Being a “cheesemonger” was well established in Europe and elsewhere at that time, but it was still new to the American food scene.

“Now it’s an industry. Being a cheesemonger is a ‘thing,’” Olivares says. 

He had been there seven years and Olivares was Pastoral’s creative director. He’d travelled the world as a buyer, but he missed his home, family and friends. So in 2016, when Staff of Life’s store manager Russel Kreitman, who had worked with him 15 years before and had remained a friend asked him to “help him out with their cheese,” it must have felt like truly coming home. And as Kreitman says, “it was a great opportunity for the store.”

Olivares has competed at the Cheesemonger Invitational (CMI) in San Francisco among some rather high-energy peers, the best on both sides of the country, and he placed sixth two years running. 

But the Mondial du Fromage, the international invitational launched in 2013, is a whole other level. It’s managed by highly regarded and acknowledged expert, Rodolfe Le Meunier, whom the LA Times has referred to as “a French butter rock star,” (they might have just led with “God of Cheese”), and it was Le Meunier himself who invited Olivares to compete. 

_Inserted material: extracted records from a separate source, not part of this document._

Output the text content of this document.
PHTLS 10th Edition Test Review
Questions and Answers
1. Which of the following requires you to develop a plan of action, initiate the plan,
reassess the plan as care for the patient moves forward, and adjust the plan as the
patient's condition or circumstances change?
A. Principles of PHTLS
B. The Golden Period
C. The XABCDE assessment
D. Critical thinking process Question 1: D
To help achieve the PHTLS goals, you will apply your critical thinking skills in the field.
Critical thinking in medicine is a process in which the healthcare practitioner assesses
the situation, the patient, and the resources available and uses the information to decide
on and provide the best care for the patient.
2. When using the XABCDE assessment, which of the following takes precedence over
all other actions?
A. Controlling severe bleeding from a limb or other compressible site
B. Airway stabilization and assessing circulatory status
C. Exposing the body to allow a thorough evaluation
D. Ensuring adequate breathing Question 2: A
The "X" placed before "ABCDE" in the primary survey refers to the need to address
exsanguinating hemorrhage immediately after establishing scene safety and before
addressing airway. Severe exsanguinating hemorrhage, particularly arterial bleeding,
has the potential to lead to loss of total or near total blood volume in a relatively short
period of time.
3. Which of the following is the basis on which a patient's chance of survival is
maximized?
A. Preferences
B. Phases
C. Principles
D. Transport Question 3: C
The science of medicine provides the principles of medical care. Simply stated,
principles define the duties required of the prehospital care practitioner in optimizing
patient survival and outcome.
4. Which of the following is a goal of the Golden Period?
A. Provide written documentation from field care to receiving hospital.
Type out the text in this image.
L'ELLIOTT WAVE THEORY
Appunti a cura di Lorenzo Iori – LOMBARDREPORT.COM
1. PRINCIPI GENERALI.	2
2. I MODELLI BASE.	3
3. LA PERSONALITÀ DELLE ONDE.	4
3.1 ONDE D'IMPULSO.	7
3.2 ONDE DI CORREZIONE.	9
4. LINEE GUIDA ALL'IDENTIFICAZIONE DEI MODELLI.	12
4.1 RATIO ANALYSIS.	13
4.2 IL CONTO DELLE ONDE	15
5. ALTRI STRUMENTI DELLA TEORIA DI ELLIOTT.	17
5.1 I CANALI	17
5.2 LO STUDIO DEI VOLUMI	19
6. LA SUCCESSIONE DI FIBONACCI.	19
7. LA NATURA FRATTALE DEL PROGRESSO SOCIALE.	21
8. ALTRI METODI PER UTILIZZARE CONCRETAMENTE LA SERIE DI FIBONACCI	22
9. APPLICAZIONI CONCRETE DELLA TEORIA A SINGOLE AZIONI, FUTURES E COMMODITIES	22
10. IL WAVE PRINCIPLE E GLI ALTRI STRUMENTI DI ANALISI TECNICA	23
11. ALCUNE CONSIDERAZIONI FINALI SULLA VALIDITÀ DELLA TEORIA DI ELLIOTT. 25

It will be a highly individual competition. “Precision, harmonious composition, audacious presentation and true proficiency will be the key words throughout the tests in store for them,” according to the Mondial’s website. So, no big deal. 

I couldn’t do a better job of describing the intensity of this competition than NPR’s The Salt. In the world of cheese, it doesn’t get any bigger than this.

Olivares’ cheese board at Staff of Life

Staff of Life is a natural grocer, celebrating its 50th anniversary this year. It smells so good, it’s the sort of place you never want to leave.

In the indoor-outdoor seating area, with a few hours to go before leaving for the airport, César shared a sampler plate with the community table. 

Working from mildest to strongest, the flight he selected included local gems and imported masterpieces from all over the map, perfectly arranged to encourage the trip.

So, budding caseophiles out there, head to Staff of Life in about a week when César returns from his practice session overseas. Sample some of his wares and wish the artist good luck at the competition in June. 

Somehow I don’t think he’ll need it.